En la jerarquía de los valores espirituales el primer lugar retorna a la
persona, él segundo a la sociedad y el tercero sólo al Estado. Pero en el mundo de la cotidianidad social,
la fuerza se le concede en razón inversa a la jerarquía de valores. La libertad
de la mente es un valor supremo, pero la fuerza de que goza no le es
equivalente.
(1) Hay, muchos pensamientos
interesantes en el Sοciοlogie de Zimmel.Pero no tiene fundamento ontológico.
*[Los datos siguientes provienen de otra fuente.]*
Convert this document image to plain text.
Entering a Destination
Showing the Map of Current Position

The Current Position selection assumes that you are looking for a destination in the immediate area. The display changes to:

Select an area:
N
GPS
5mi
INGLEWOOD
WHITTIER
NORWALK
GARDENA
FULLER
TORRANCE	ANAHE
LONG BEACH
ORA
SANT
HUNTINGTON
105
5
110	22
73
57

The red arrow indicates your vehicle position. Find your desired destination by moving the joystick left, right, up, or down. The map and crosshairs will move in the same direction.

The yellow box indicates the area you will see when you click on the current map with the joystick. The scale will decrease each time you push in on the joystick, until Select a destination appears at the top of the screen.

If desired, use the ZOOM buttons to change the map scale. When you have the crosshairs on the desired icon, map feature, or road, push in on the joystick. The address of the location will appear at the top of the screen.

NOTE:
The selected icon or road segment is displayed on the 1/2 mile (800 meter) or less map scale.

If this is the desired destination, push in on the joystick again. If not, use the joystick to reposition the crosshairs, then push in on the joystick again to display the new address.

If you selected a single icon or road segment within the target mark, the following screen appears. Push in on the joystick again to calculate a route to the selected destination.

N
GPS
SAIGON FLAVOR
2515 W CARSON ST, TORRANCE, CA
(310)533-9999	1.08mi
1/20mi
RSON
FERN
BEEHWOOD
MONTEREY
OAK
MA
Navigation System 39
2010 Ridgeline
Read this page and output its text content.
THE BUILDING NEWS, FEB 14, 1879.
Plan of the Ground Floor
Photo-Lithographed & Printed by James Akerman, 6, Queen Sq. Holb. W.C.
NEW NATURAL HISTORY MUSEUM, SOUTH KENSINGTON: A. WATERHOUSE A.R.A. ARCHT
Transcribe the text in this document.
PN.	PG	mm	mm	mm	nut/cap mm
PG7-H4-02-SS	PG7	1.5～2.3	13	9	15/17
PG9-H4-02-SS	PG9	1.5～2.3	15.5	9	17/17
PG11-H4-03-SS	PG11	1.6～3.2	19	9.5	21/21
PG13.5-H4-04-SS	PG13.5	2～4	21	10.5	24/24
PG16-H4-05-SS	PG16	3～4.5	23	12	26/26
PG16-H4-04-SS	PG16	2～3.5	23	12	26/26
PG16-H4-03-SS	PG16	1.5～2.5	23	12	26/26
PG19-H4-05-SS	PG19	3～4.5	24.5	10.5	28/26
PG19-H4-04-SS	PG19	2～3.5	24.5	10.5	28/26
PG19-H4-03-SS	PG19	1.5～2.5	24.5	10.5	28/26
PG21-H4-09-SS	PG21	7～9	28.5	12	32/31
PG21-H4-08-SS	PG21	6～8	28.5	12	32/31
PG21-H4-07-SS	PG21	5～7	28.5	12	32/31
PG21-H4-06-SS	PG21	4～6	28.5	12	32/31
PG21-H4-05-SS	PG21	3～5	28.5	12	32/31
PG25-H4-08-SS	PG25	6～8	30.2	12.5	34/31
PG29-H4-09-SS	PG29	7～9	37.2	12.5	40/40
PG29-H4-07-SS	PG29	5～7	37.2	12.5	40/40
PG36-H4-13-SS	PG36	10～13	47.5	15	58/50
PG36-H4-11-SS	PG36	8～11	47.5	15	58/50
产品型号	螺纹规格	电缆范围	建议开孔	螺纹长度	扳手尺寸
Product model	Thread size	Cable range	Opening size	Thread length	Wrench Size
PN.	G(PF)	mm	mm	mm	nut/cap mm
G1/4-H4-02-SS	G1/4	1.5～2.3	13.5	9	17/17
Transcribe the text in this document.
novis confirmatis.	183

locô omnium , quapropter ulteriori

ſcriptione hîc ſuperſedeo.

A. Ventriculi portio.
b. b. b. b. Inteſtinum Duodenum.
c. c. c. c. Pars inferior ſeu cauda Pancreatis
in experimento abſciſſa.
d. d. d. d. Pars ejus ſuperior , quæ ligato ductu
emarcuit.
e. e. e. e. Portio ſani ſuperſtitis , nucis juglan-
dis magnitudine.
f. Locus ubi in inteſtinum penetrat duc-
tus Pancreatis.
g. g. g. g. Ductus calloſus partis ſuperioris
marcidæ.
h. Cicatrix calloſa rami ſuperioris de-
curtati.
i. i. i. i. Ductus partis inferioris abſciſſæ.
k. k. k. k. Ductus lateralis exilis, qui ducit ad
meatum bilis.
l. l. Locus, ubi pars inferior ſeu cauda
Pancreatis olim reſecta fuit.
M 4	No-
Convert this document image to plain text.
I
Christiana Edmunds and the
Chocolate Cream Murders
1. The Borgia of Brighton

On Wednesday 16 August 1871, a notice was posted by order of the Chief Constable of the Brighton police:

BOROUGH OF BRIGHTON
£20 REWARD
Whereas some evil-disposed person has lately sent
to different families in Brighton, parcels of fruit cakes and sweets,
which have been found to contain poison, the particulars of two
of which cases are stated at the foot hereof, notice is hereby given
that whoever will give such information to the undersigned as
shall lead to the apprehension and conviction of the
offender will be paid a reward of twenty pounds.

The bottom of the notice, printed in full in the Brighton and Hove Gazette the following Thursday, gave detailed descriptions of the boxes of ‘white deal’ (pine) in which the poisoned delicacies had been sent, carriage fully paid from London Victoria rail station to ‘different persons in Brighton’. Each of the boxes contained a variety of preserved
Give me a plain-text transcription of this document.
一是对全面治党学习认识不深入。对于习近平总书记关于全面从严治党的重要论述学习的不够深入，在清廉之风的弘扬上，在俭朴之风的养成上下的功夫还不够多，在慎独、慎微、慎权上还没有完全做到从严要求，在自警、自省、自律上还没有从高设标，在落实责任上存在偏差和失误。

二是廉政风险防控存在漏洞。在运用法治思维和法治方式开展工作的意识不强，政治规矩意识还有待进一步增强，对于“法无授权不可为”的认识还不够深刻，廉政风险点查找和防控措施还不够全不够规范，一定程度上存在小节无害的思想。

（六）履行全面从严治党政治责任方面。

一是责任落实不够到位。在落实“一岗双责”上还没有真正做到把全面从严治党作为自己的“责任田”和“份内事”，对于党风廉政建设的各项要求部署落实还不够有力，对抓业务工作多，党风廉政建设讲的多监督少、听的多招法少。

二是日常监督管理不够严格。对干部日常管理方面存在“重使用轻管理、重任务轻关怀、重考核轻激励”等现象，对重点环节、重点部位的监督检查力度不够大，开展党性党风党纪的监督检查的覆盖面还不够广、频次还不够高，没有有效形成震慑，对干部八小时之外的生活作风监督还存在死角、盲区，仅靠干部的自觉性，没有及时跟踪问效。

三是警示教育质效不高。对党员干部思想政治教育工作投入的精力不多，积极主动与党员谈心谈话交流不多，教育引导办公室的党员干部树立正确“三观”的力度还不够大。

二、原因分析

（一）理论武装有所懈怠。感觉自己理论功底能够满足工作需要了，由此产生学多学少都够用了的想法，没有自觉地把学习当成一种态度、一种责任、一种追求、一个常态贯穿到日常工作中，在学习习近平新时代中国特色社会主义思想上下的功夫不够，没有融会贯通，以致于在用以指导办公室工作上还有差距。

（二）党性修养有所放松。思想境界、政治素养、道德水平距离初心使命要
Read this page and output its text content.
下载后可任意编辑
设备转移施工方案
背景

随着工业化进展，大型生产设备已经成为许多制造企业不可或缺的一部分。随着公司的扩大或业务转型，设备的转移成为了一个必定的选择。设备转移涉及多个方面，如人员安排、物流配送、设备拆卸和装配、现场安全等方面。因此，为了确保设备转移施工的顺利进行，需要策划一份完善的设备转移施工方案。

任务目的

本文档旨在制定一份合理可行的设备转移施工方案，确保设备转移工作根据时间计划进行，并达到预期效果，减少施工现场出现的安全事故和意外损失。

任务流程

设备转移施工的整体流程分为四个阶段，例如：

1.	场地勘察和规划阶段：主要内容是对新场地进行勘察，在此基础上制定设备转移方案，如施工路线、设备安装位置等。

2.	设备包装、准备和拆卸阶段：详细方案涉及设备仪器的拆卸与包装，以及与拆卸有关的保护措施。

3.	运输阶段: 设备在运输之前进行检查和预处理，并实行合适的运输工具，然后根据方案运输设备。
Este trágico conflicto, debido a la desproporción entre
fuerza y valor, es insoluble en el mundo pecador, donde la cantidad siempre
primará sobre la calidad. Desde el punto de vista ético, debemos aspirar a un
orden de vida en el que el principio personal, el principio social y el
principio estatista actúen y se limiten mutuamente, y que conceda al primero la
máxima libertad en la vida espiritual y creadora. Existe una incompatibilidad
entre la infinita vida espiritual, que se revela en las profundidades de la
personalidad, y el Estado, para el que la infinitud del espíritu permanece
impenetrable. Pero esta vida espiritual no debe entenderse desde un ángulo
individualista; es también una vida en sociedad, en catolicidad;
metafísicamente social, está implantada en el Reino de Dios. La personalidad
vive en una sociedad espiritual, es decir, en la Iglesia. Desde el punto de
vista ético, el estatismo, es decir, la afirmación de la soberanía y del
absolutismo del Estado, es un principio erróneo e inmoral, tan censurable como
el comunismo, que socializa al hombre en su totalidad y rechaza, si no al
individuo, al menos a la persona.
O.c. Pp 253-258
…
El Estado es el destino de las sociedades pecadoras, que
viven por debajo del umbral del bien y del mal, y que están destinadas a sufrir
no sólo la ley propuesta a la voluntad humana como un deber, sino también la
que nos obliga a observarla. En el Estado, sin embargo, las personas no se
limitan a cortar las manifestaciones de su mala voluntad , sino que realizan su
potencial vital. Y el Estado aspira a poner toda la vida bajo su signo,
incluida la vida religiosa y la cultura espiritual. Al final, las personas se
encariñan con el Estado; se dejan seducir por su poder y su crecimiento, y se
interesan por protegerlo o mejorarlo. Le dedican sus instintos creativos. Le
dan lo que hay de bueno en ellos y lo que hay de malo. Y un día lo malo acaba
superando a lo bueno. El Estado es un fenómeno ambiguo: tiene una misión
positiva que, lejos de ser inútil, es incluso providencial, pero que,
desgraciadamente, está desfigurado por el ansia de poder y por innumerables
mentiras. En ciertos momentos, se considera sagrado no sólo el principio del
poder en general, sino incluso una forma particular de gobierno con exclusión
de todas las demás. monarquía en particular puede ser dotada, como puede serlo
más tarde la democracia. Pero todas las formas de poder son sagradas sólo
mientras se les dé ese carácter. Cuando se sienten obligadas a usar la fuerza
para mantenerse, y la fe en su santidad desaparece de la conciencia, la hora de
su muerte es inminente. Porque si se mantienen por la fuerza, mucho más se
mantienen por la fe. Y cuando ésta se desvanece, aquélla se muestra impotente.